Q: Does state law enforcement intend to crack down on internet gaming?
A: The chances of South Dakota pursuing offshore gaming sites for any type of prosecution are slim, despite the attorney general having the explicit authority to do so. The state would have to go outside of the United States to take action against any of the sites, as they are licensed and based in various locations around the world. It would be an expensive and complicated undertaking.
Q: Should players be worried about a crackdown?
A: No. There has yet to be a state that has chosen to charge players with any criminal activity for playing games online via operators that are licensed. Players can feel safe that they will not be the targets of any type of statewide crackdown.
Q: What if one of your recommended sites shuts down?

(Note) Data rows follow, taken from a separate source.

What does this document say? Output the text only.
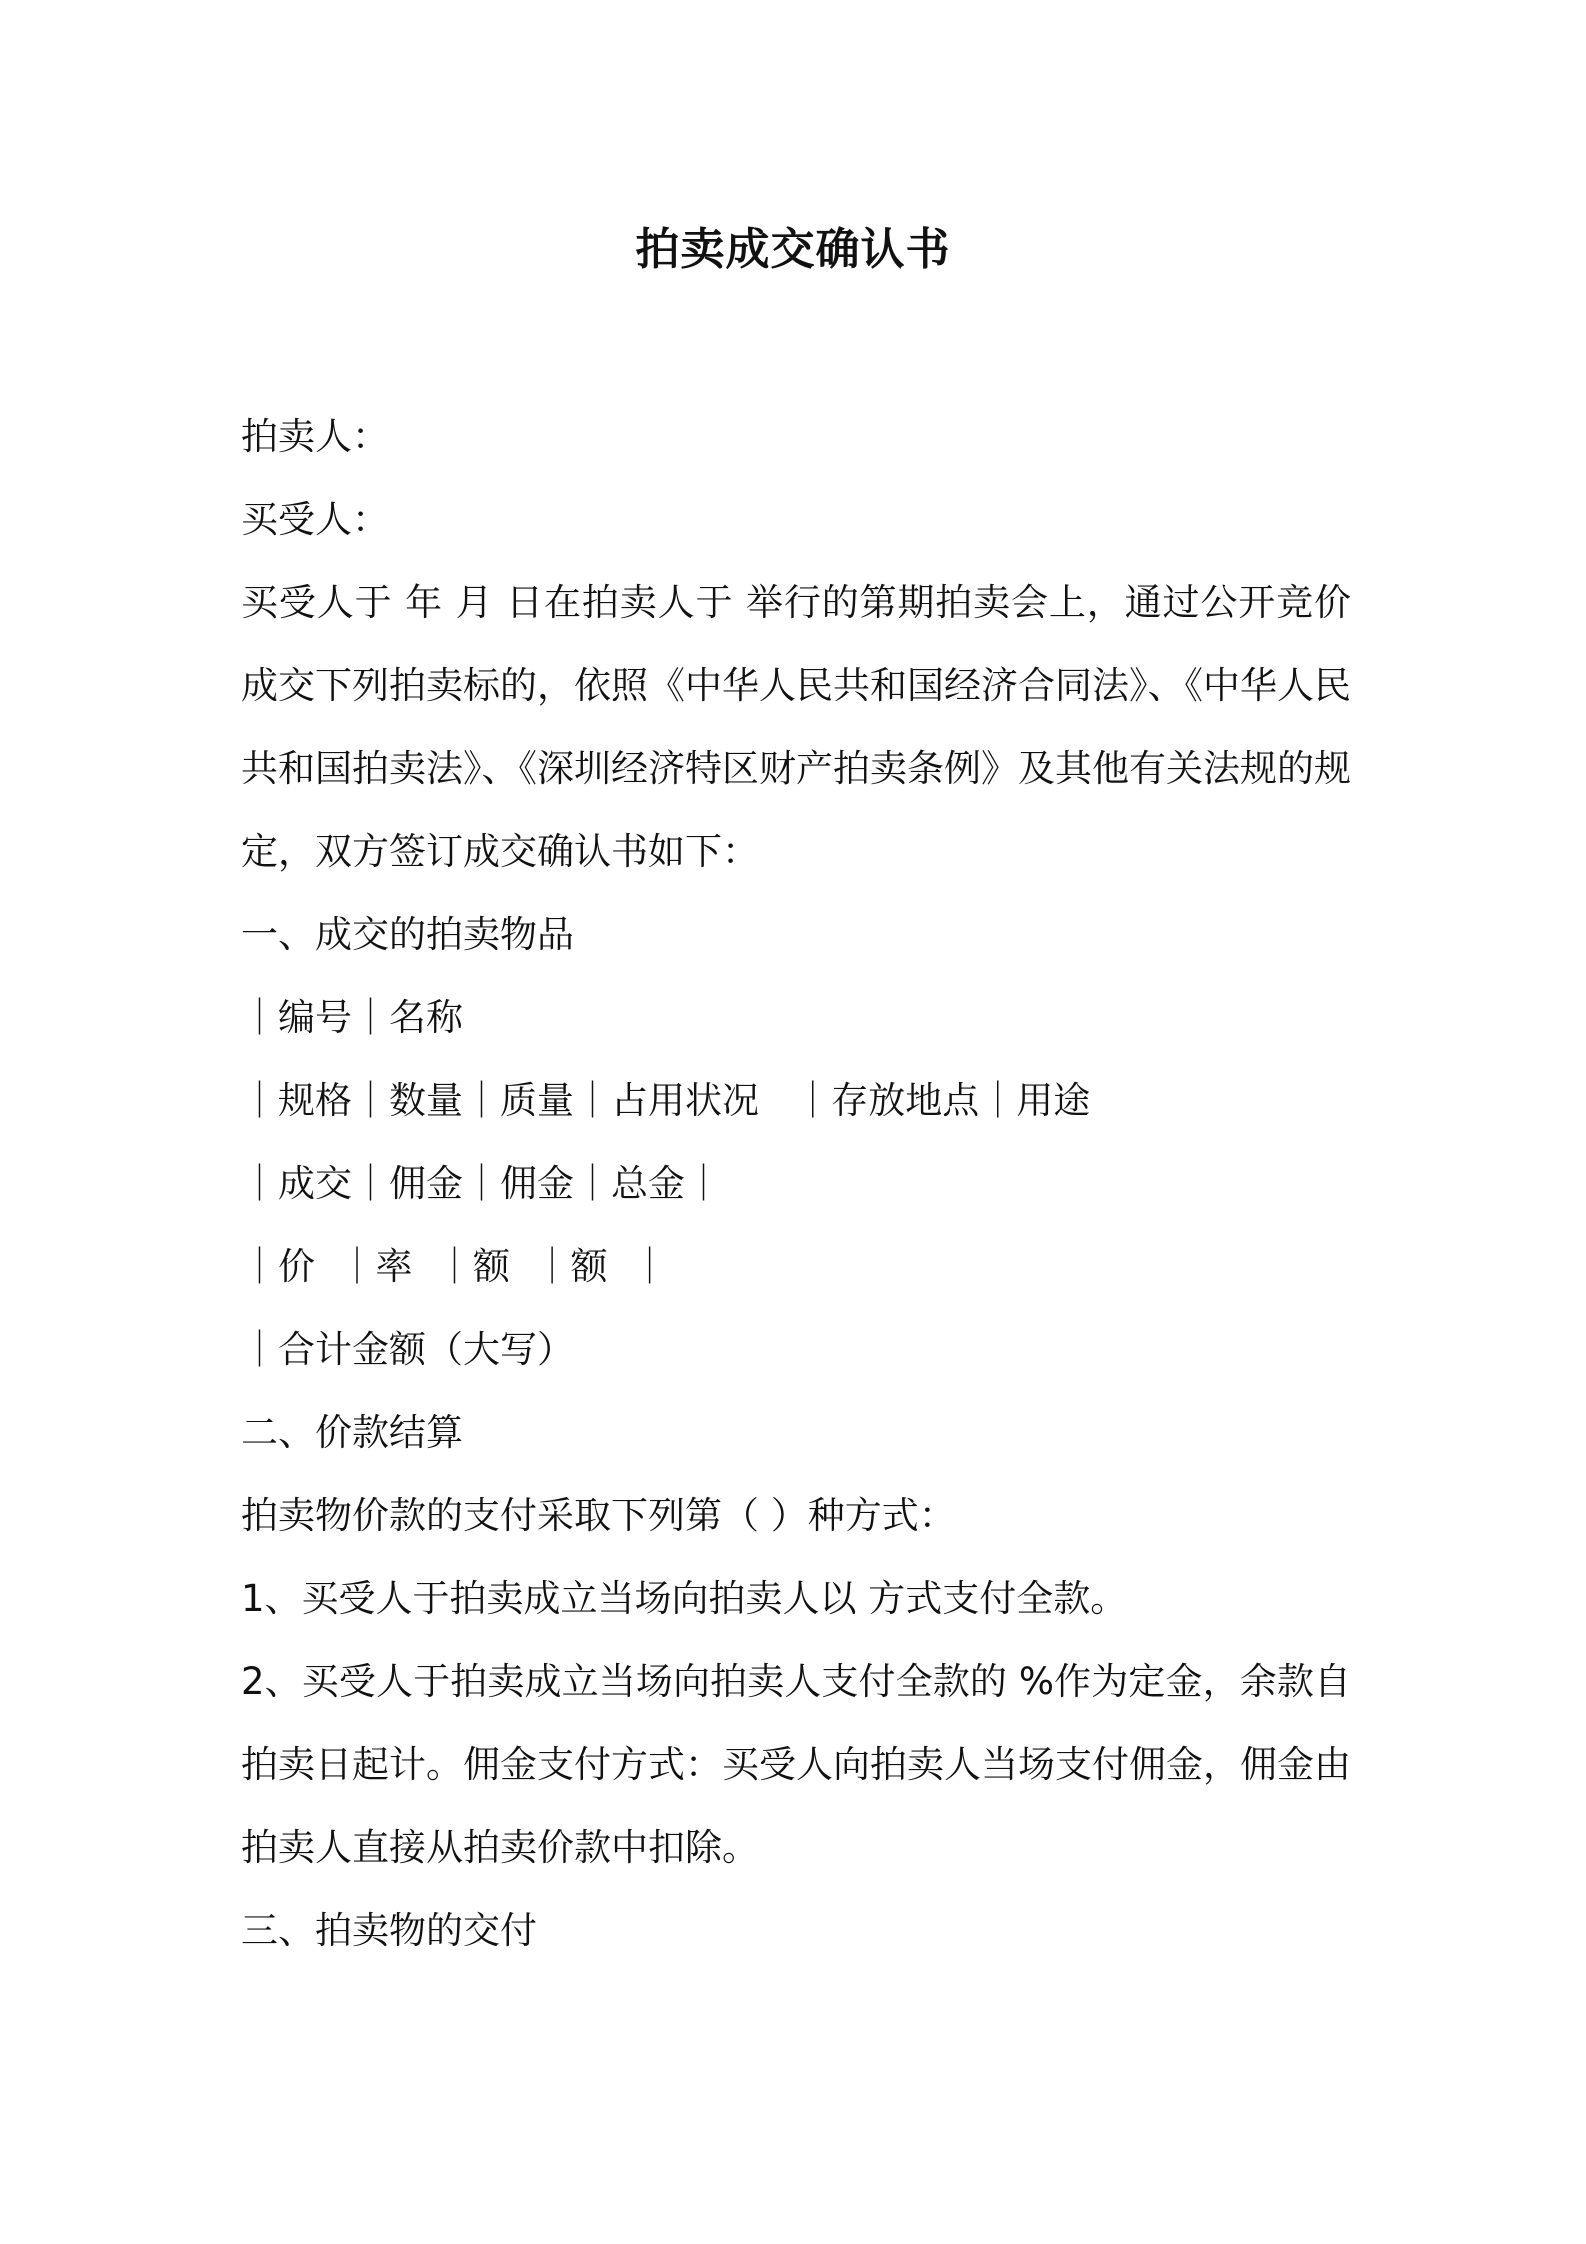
拍卖成交确认书
拍卖人：
买受人：
买受人于 年 月 日在拍卖人于 举行的第期拍卖会上，通过公开竞价成交下列拍卖标的，依照《中华人民共和国经济合同法》、《中华人民共和国拍卖法》、《深圳经济特区财产拍卖条例》及其他有关法规的规定，双方签订成交确认书如下：
一、成交的拍卖物品
｜编号｜名称
｜规格｜数量｜质量｜占用状况   ｜存放地点｜用途
｜成交｜佣金｜佣金｜总金｜
｜价  ｜率  ｜额  ｜额  ｜
｜合计金额（大写）
二、价款结算
拍卖物价款的支付采取下列第（ ）种方式：
1、买受人于拍卖成立当场向拍卖人以 方式支付全款。
2、买受人于拍卖成立当场向拍卖人支付全款的 %作为定金，余款自拍卖日起计。佣金支付方式：买受人向拍卖人当场支付佣金，佣金由拍卖人直接从拍卖价款中扣除。
三、拍卖物的交付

Will I get my money?
A: The sites we recommend are licensed, and no matter the jurisdiction, the world’s major regulators require that their licensees keep player funds separate from all operating funds. This ensures that player money is safe and can be paid no matter what happens to the company. And should a site choose to exit the South Dakota market – or even the US market – players will be given ample opportunities to withdraw their funds.
Q: How do I deposit and withdraw money from these sites?
A: The most popular method used today is a form of cryptocurrency called bitcoin. Most sites now offer it as an option for both deposits and withdrawals, and players love the speed of the money transfers as well as the anonymity bitcoin provides. There are other options as well, though, such as checks for withdrawals and methods like credit cards and ewallets for deposits. There may be other methods available, too, so it’s best to check with your favorite site and even contact a customer service representative to discuss any questions or concerns.